Quatrième journée, 18 août

Après les fatigues suprêmes du bivouac, la civilisation s’est à nouveau offerte à nous. Le sentier qui contourne le lac de Saoussat est dallé. Déjà vers 6h des alpinistes se dirigent vers le Ceil de la Baque, dans le calme du matin qui se lève.

Puis nous arrivons au refuge d’Espingo, qui domine le lac du même nom. Suivant une vieille habitude de l’armée britannique qui m’a accueilli dans son giron, pendant quelques semaines, je me rase sur la terrasse avant le petit-déjeuner. C’est excellent pour le moral et le mulet qui me regarde et me tient compagnie est si caressant et si gentil.

Bien restaurés, nous descendons vers le lac d’Oô pour terminer ce merveilleux escabeau de lacs successifs. Pierre de Lassus a des ampoules multiples et mauvaises, dont une au talon qui est verdâtre. Il a porté sa croix dans cette excursion au Posets. Il dit qu’il ne recommencera plus.

Ce n’est pas vrai.

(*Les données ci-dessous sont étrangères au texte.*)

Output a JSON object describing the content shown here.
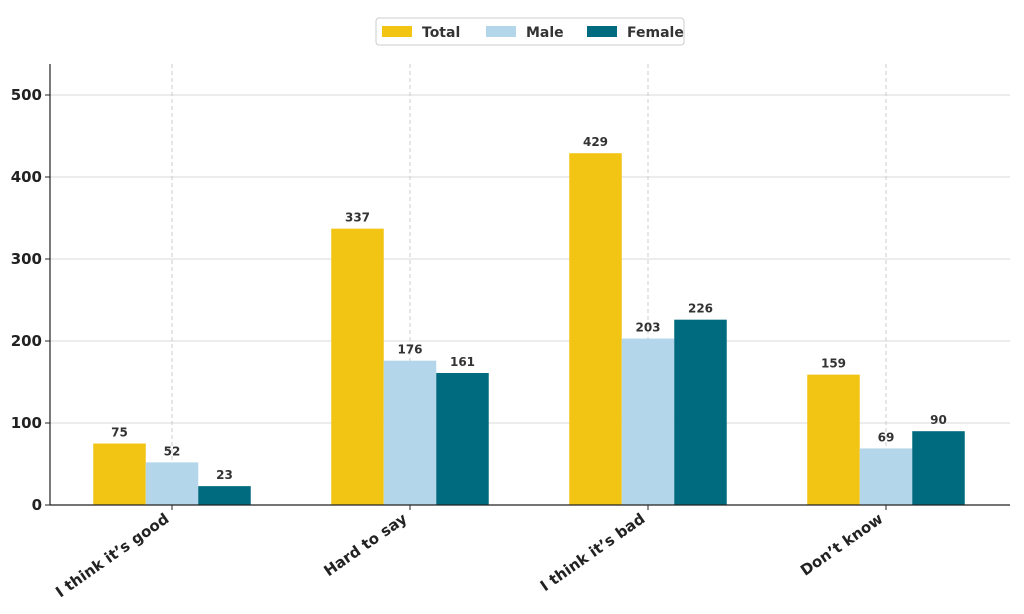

Russell, Lassus, Abadias. Ces noms ont trop les Pyrénées dans le sang pour pouvoir y renoncer.

Quant à moi, après avoir gravi le Nétou, le Mont Perdu, le Posets, je me sens aussi un peu de la famille.

L’excellent surveillant de l’Electricité de France, M. Jourtaud, me permet de téléphoner pour annoncer notre retour. Je lui apporte le salut de José Abadias. Il me dit ne l’avoir connu que tout petit, et avoir bien regretté de l’avoir manqué l’an dernier alors qu’il descendait du port d’Oô. Séparés par les Pyrénées, l’amour de la montagne les unit.

Nous retrouvons à Astau le baron de Lassus et Simone venus nous chercher. Mon oncle Marc nous réconforte avec du rosé du Pouy et nous photographie. Simone s’occupe des pieds de son mari qui sont en marmelade, comme le contenu de mon sac qu’elle a l’extrême sollicitude de ranger.

Mon oncle Marc, sans l’avouer, est assez content de notre exploit. Au fond, il est un peu responsable. Il y a quelque 25 ans, quand nous étions gamins, c’est lui qui nous a montré le chemin des Pyrénées, école de volonté et source d’amour de notre beau pays.


Je remercie Jean Balsan pour son texte qu’il met à la disposition des lecteurs de ce site.


« Ce texte est de mon père. J’ai estimé utile de le remettre en forme. Je n’ai corrigé que quelques coquilles typographiques. C’est lors d’un séjour au château de Valmirande à Montréjeau les 11 et 12 août 2003 avec mes enfants que Tante Simone de Lassus m’a remis le manuscrit dactylographié. Je l’en remercie du fond du cœur, car c’est un document qui témoigne de l’amitié profonde entre Pierre de Lassus et Louis Balsan et encore aujourd’hui entre nos deux familles. »

Rennes, 7 septembre 2003, Jean Balsan.